Africa is the second biggest continent in the world and thousands of issues exist within it, requiring photojournalism which is journalism that uses images to tell a story.

Ali Fareed Greef is photojournalist, and documentary photographer, living and working in Eldorado Park (Johannesburg, South Africa). His first name was derived from his mother’s maiden name while his middle name features the name of his father, and he is the last Greeff in his bloodline. 
His stories cover different aspects of community life from Johannesburg to Cape Town.
Ali’s ancestry ranges from Javanese slaves to Indian merchants; his father, a convert and the son of a pastor. With a strong tie to community, family, and the unseen bonds that bind us all, Greef’s brother became his brother two days prior to marrying his sister. His is a strong spiritual belief which dictates that “Heaven lies at the feet of my mother”.  His mother’s feet have been blessed to have walked around the Kaaba and his maternal grandmother has completed all five pillars of Islam. When he lost his grandfather, Ali assumed the role of a godfather.
How did you get into photography?
Growing up, my family and more especially my grandfather always had an artillery of cameras although many of those simply fired blanks, looked amazing and were taken out once a year during Ramadan by my grandmother as she wiped off every single item in her thirty three cupboards. Every holiday, occasion and visit was documented on film and either the entire camera or spool disappeared for some time. Then beautiful moments in our lives were filed into albums and preserved to be shown over and over, naturally I was always extremely proud of the images I was the author of.

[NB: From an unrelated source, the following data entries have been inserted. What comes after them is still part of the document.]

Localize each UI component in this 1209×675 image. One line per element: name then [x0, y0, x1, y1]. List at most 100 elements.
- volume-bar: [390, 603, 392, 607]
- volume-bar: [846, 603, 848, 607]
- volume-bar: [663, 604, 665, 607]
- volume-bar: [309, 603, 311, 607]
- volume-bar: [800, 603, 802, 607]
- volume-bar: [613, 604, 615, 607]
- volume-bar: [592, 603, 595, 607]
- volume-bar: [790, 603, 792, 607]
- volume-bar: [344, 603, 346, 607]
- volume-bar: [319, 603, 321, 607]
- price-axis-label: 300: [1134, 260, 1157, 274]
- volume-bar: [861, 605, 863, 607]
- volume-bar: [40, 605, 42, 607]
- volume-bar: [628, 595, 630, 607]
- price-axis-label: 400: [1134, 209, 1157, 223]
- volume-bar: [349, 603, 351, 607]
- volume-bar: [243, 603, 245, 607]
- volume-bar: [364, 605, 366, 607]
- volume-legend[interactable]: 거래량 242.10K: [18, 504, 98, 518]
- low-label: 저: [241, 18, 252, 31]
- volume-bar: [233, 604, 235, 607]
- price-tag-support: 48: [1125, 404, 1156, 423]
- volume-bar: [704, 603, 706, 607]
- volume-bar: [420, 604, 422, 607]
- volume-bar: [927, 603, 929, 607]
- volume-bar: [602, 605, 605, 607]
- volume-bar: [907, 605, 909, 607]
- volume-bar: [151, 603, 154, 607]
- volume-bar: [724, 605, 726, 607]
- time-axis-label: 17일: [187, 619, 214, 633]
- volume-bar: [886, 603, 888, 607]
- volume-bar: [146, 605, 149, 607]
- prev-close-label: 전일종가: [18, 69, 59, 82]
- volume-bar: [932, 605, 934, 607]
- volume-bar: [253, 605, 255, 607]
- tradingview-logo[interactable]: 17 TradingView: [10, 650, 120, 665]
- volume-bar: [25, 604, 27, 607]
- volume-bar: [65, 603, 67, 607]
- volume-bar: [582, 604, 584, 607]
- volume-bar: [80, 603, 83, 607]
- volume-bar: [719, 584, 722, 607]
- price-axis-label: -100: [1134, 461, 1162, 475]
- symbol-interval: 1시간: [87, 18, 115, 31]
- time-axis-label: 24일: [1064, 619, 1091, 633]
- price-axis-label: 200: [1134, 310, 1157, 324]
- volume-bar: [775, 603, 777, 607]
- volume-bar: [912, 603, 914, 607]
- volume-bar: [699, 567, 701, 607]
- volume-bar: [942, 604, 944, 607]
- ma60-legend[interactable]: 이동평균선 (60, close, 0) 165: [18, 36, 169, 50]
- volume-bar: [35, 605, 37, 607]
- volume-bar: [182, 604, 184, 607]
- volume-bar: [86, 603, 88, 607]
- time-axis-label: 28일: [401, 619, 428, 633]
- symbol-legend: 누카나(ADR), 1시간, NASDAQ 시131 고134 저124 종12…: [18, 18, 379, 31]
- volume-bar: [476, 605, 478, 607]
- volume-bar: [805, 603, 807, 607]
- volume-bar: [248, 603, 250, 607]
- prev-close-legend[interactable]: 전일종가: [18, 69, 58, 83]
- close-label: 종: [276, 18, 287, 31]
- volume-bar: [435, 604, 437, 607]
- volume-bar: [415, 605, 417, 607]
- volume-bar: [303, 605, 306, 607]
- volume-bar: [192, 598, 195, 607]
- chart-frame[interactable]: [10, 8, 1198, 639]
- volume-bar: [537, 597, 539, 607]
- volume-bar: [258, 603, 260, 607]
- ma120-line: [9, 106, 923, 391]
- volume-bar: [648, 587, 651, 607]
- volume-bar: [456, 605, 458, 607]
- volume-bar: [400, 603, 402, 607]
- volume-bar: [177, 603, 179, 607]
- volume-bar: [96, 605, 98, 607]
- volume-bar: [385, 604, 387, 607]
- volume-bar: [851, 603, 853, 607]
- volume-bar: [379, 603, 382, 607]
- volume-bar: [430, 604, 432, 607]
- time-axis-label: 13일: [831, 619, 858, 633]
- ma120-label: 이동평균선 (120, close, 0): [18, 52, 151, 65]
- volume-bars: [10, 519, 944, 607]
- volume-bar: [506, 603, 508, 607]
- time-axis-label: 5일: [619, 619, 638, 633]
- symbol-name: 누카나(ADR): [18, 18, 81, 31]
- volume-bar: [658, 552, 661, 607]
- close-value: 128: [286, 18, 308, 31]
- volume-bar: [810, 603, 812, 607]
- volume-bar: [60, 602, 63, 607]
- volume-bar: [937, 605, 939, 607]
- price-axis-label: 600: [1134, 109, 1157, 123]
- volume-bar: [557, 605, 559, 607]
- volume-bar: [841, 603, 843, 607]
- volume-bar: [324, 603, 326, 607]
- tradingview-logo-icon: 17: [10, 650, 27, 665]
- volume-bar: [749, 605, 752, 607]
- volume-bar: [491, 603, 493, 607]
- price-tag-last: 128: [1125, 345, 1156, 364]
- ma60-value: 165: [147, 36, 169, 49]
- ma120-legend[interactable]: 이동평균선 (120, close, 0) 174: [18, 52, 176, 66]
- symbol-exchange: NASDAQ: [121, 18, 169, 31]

How do you build trust in your community to capture stories?
By speaking to people and simply allowing them to investigate- even integrate me in the community while I am carrying my camera with no assignments. The honest communication with people conveys my sincerity and the sincerity of my subjects who give me access to their lives and stories fully confident that I would not aim to deliberately harm them in any form.
What has been your biggest inspiration to continue following a long-term project?
My biggest inspiration to establish and continue long- term projects is award winning photographer Mujahid Safodien who has worked in the photojournalism industry for almost three decades during which his work has been exhibited in various publications around the world. Simultaneously working on his own projects in this time has afforded him unpublished bodies of work, one of these became the basis of his honors degree in fine arts from The University of the Witwatersrand and another which is the basis of his Masters. In essence the discovery of just how valuable a body of work, my body of work could be is now my biggest driving factor apart from being published.

With many photographers pursuing fine art photography in Africa, why is photojournalism important and relevant?
Africa is the second biggest continent in the world and thousands of issues exist within it, requiring photojournalism which is journalism that uses images to tell a story. While articles can be written from anywhere in the world, a photojournalist is required to be in the line of fire depending on the lenses they carry- aiming to frame the story better than the text or write-up accompanying it.

How has been the experience of working for a news wire?
Although I have never worked for news wires- as a freelance photojournalist the practice of identifying stories, capturing images, captioning and filing them to newswires has been extremely rewarding when my images were used in different publications around the world where the images may have an impact on an audience I would  otherwise never reach.